Corra! – novas abordagens, antigos problemas



Em meio a tanta agitação política e social no mundo, a década de 2010 tem sido marcada pelo crescente aumento da difusão de ideias liberais e maior abertura do diálogo e denúncias relativas a pontos críticos de nossa sociedade, como as questões sociais, o papel da mulher e a diversidade sexual. As artes, em sua obrigação de refletirem a sociedade na qual estão inseridas, não podem ficar de fora de tal movimento. Sendo a sétima arte uma das formas mais queridas de arte em nossa sociedade, sua participação é de vital importância neste processo, especialmente em temos onde a televisão, vivendo uma nova era de ouro, esbanja diversidade e riqueza de personagens em séries que passeiam pelos mais diversos estilos com excelência. A questão racial é um dos pontos que tem ganhado cada vez mais visibilidade no cinema. Do início da década para cá, consigo lembrar facilmente de filmes marcantes sobre o tema como Histórias cruzadas, Fruitvale Station, Selma, Moonlight, entre outros. É um tema que desde o princípio – desde os anos 60 com filmes como Adivinhe quem vem para o jantar? – vem sendo sempre retratado em dois gêneros: drama e comédia (num sentido de sátira e crítica social). Eis que, em meio a tempos de inovações e experimentações, surge um audacioso diretor disposto a abordar o racismo através de um gênero bastante complicado, banalizado e raramente levado a sério: o horror. E o resultado? Genial.

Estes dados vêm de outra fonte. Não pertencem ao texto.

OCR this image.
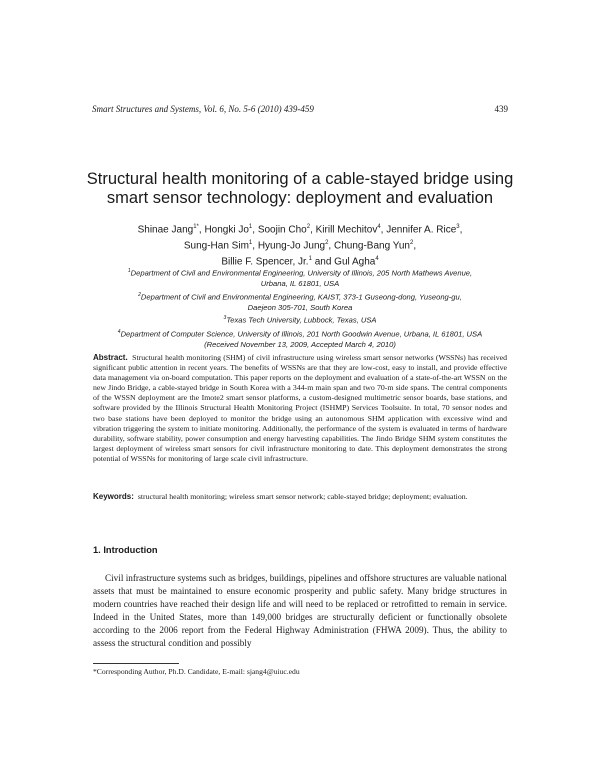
Smart Structures and Systems, Vol. 6, No. 5-6 (2010) 439-459	439
Structural health monitoring of a cable-stayed bridge using
smart sensor technology: deployment and evaluation
Shinae Jang$^{1*}$, Hongki Jo$^1$, Soojin Cho$^2$, Kirill Mechitov$^4$, Jennifer A. Rice$^3$,
Sung-Han Sim$^1$, Hyung-Jo Jung$^2$, Chung-Bang Yun$^2$,
Billie F. Spencer, Jr.$^1$ and Gul Agha$^4$
$^1$Department of Civil and Environmental Engineering, University of Illinois, 205 North Mathews Avenue,
Urbana, IL 61801, USA
$^2$Department of Civil and Environmental Engineering, KAIST, 373-1 Guseong-dong, Yuseong-gu,
Daejeon 305-701, South Korea
$^3$Texas Tech University, Lubbock, Texas, USA
$^4$Department of Computer Science, University of Illinois, 201 North Goodwin Avenue, Urbana, IL 61801, USA
(Received November 13, 2009, Accepted March 4, 2010)
Abstract. Structural health monitoring (SHM) of civil infrastructure using wireless smart sensor networks (WSSNs) has received significant public attention in recent years. The benefits of WSSNs are that they are low-cost, easy to install, and provide effective data management via on-board computation. This paper reports on the deployment and evaluation of a state-of-the-art WSSN on the new Jindo Bridge, a cable-stayed bridge in South Korea with a 344-m main span and two 70-m side spans. The central components of the WSSN deployment are the Imote2 smart sensor platforms, a custom-designed multimetric sensor boards, base stations, and software provided by the Illinois Structural Health Monitoring Project (ISHMP) Services Toolsuite. In total, 70 sensor nodes and two base stations have been deployed to monitor the bridge using an autonomous SHM application with excessive wind and vibration triggering the system to initiate monitoring. Additionally, the performance of the system is evaluated in terms of hardware durability, software stability, power consumption and energy harvesting capabilities. The Jindo Bridge SHM system constitutes the largest deployment of wireless smart sensors for civil infrastructure monitoring to date. This deployment demonstrates the strong potential of WSSNs for monitoring of large scale civil infrastructure.
Keywords: structural health monitoring; wireless smart sensor network; cable-stayed bridge; deployment; evaluation.
1. Introduction
Civil infrastructure systems such as bridges, buildings, pipelines and offshore structures are valuable national assets that must be maintained to ensure economic prosperity and public safety. Many bridge structures in modern countries have reached their design life and will need to be replaced or retrofitted to remain in service. Indeed in the United States, more than 149,000 bridges are structurally deficient or functionally obsolete according to the 2006 report from the Federal Highway Administration (FHWA 2009). Thus, the ability to assess the structural condition and possibly
*Corresponding Author, Ph.D. Candidate, E-mail: sjang4@uiuc.edu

Corra! (Get out, 2017) vem sido aclamado por onde passa desde sua estreia no Festival de Sundance (um poço de maravilhas) e retrata o racismo de uma maneira que, eu tenho certeza, ninguém jamais tinha abordado. Em linhas gerais, Corra! retrata a história de um fotógrafo chamado Chris (performance sensacional de Daniel Kaluuya, protagonista do episódio 15 million merits da série Black Mirror) que vai visitar os pais de sua namorada, Rose (Allisson Williams). A questão é que Chris é negro e sua namorada branca. É o primeiro namorado negro dela e sua família não sabe que ele é negro. O que é algo que realmente não deveria importar acaba importando muitas vezes, mas em teoria não vai ser nenhum problema já que Rose faz questão de frisar sobre como sua família é amorosa e como respeitam a diferença e como são eleitores de Obama, etc. Mesmo assim, o clima de desconfiança já está implantado – imagino que seja difícil ser negro numa sociedade tão racista e não se sentir constantemente num nível basal de tensão.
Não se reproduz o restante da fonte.